Von Priska Müller Wahl, Grüne Landrätin aus Niederurnen

Sind sie auch stolz, dass unser Kanton noch viel schöne und intakte Natur hat? Auch der Regierungsrat streicht in seiner Vision die Glarner Naturwerte als wichtiges Kapital hervor. Umso mehr erstaunt mich, dass der gleiche Regierungsrat die gesetzlichen Grundlagen schaffen will, um die Wildruhezonen zu reduzieren. Lässt er sich vom attraktiv klingenden Titel des Bürgervorstosses „Wildschutz mit Augenmass“ blenden? Denn erst im Herbst 2016 hat der Regierungsrat nach mehrjährigem Aushandlungsprozess mit allen Nutzern 32 Wildruhezonen in Kraft gesetzt. Es macht doch keinen Sinn, diese schon wieder anzupassen, bevor man etwas über die Wirkung sagen kann.

Zudem sind diese Naturwerte ein wertvolles Verkaufsargument für den Glarner Tourismus. Das ist heute so und wird in Zukunft immer wichtiger werden. Ein naturnahes Tourismusangebot darf sich aber nicht nur so nennen, sondern muss auch konsequent umgesetzt werden; d.h. Wildruhezonen und Routen für den naturnahen Tourismus sollen nebeneinander vorkommen: Es braucht Raum für tolle Touren-Angebote und auch Raum für den Weiterbestand der seltenen Tierwelt. Für störungsanfällige Wildtiere wie die Rauhfusshühner verringern schon geringe Störungseinflüsse weniger Tourengänger die Überlebenschance beträchtlich. Deshalb braucht unser Kanton unbedingt alle bestehenden Wildruhezonen. Nur so haben langfristig alle etwas davon.

Schauen Sie die bestehenden Wildruhezonen deshalb aus folgender Verhältnismässigkeit an: Für Erholungssuchende, die auf den Wegen gehen, gibt es kaum Einschränkungen, für die Wildtiere resultiert jedoch ein grosser Gewinn. Oder wollen Sie die Überlebensoasen unserer Wildtiere für wenige Freizeitnutzer opfern?

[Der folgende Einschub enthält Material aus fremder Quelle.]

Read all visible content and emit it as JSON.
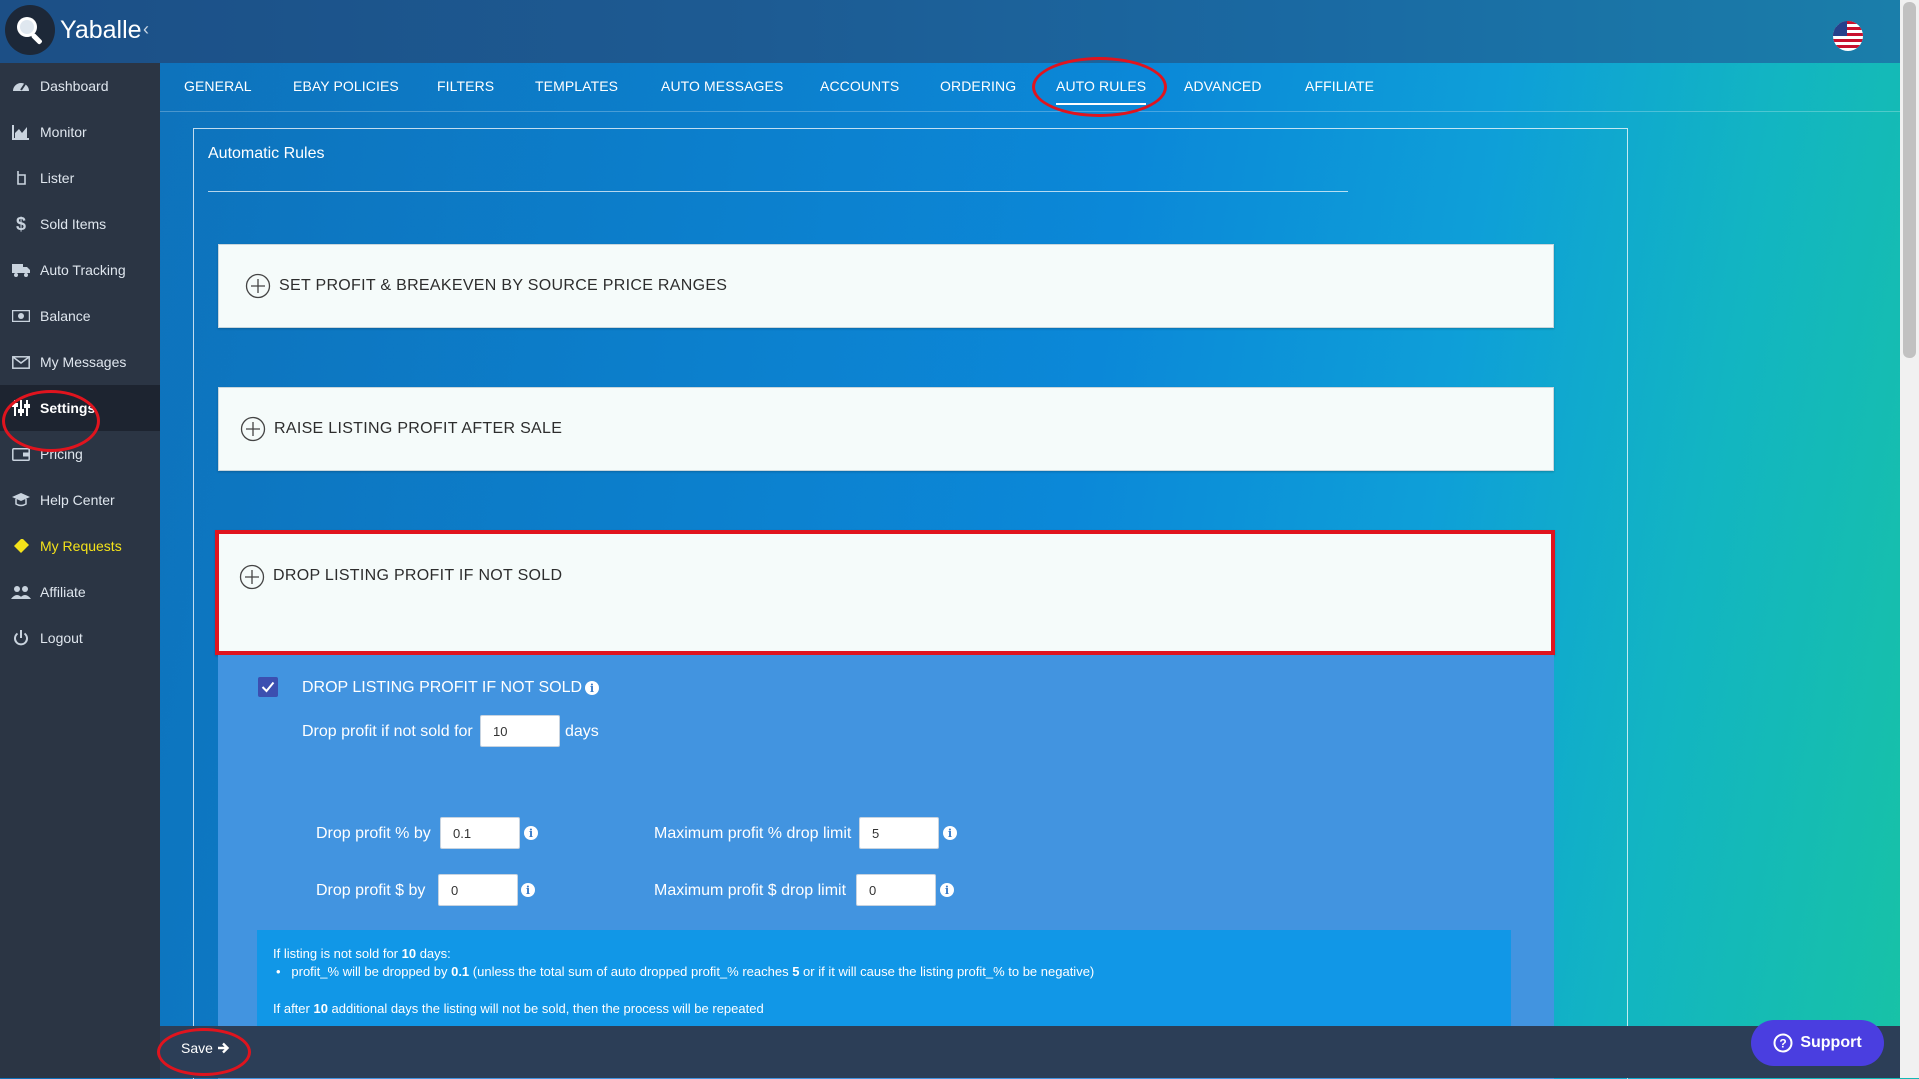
{
  "app": {
    "brand": "Yaballe"
  },
  "sidebar": {
    "items": [
      {
        "label": "Dashboard",
        "icon": "gauge-icon"
      },
      {
        "label": "Monitor",
        "icon": "area-chart-icon"
      },
      {
        "label": "Lister",
        "icon": "hand-pointer-icon"
      },
      {
        "label": "Sold Items",
        "icon": "dollar-icon"
      },
      {
        "label": "Auto Tracking",
        "icon": "truck-icon"
      },
      {
        "label": "Balance",
        "icon": "money-icon"
      },
      {
        "label": "My Messages",
        "icon": "envelope-icon"
      },
      {
        "label": "Settings",
        "icon": "sliders-icon",
        "active": true
      },
      {
        "label": "Pricing",
        "icon": "wallet-icon"
      },
      {
        "label": "Help Center",
        "icon": "graduation-cap-icon"
      },
      {
        "label": "My Requests",
        "icon": "ticket-icon",
        "highlight": true
      },
      {
        "label": "Affiliate",
        "icon": "users-icon"
      },
      {
        "label": "Logout",
        "icon": "power-icon"
      }
    ]
  },
  "tabs": [
    {
      "label": "GENERAL"
    },
    {
      "label": "EBAY POLICIES"
    },
    {
      "label": "FILTERS"
    },
    {
      "label": "TEMPLATES"
    },
    {
      "label": "AUTO MESSAGES"
    },
    {
      "label": "ACCOUNTS"
    },
    {
      "label": "ORDERING"
    },
    {
      "label": "AUTO RULES",
      "active": true
    },
    {
      "label": "ADVANCED"
    },
    {
      "label": "AFFILIATE"
    }
  ],
  "panel": {
    "title": "Automatic Rules",
    "accordions": [
      {
        "label": "SET PROFIT & BREAKEVEN BY SOURCE PRICE RANGES"
      },
      {
        "label": "RAISE LISTING PROFIT AFTER SALE"
      },
      {
        "label": "DROP LISTING PROFIT IF NOT SOLD",
        "expanded": true
      }
    ]
  },
  "drop_rule": {
    "enabled_label": "DROP LISTING PROFIT IF NOT SOLD",
    "enabled": true,
    "days_prefix": "Drop profit if not sold for",
    "days_value": "10",
    "days_suffix": "days",
    "drop_pct_label": "Drop profit % by",
    "drop_pct_value": "0.1",
    "drop_usd_label": "Drop profit $ by",
    "drop_usd_value": "0",
    "max_pct_label": "Maximum profit % drop limit",
    "max_pct_value": "5",
    "max_usd_label": "Maximum profit $ drop limit",
    "max_usd_value": "0"
  },
  "summary": {
    "line1_prefix": "If listing is not sold for ",
    "line1_days": "10",
    "line1_suffix": " days:",
    "bullet_prefix": "profit_% will be dropped by ",
    "bullet_value": "0.1",
    "bullet_mid": " (unless the total sum of auto dropped profit_% reaches ",
    "bullet_limit": "5",
    "bullet_suffix": " or if it will cause the listing profit_% to be negative)",
    "line3_prefix": "If after ",
    "line3_days": "10",
    "line3_suffix": " additional days the listing will not be sold, then the process will be repeated"
  },
  "footer": {
    "save_label": "Save",
    "support_label": "Support"
  },
  "colors": {
    "annotation": "#e0141e",
    "support": "#4a3ee0",
    "sidebar": "#2b3544"
  }
}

Es ist fortschrittlicher und entspricht modernen Tourismuskonzepten, wenn wir den „grössten Anteil an Wildschutz- und -schongebieten“ als Vorbildkanton für den sanften, nachhaltigen Tourismus vermarkten. Wir könnten mit Stolz als Naturkanton auftreten, der eine Entflechtung fördert und die verschiedenen Bedürfnisse von Mensch und Natur achtet. „Kommt zu uns, bei uns müssen Touristen kein schlechtes Gewissen haben“. Visit Glarnerland nachhaltig.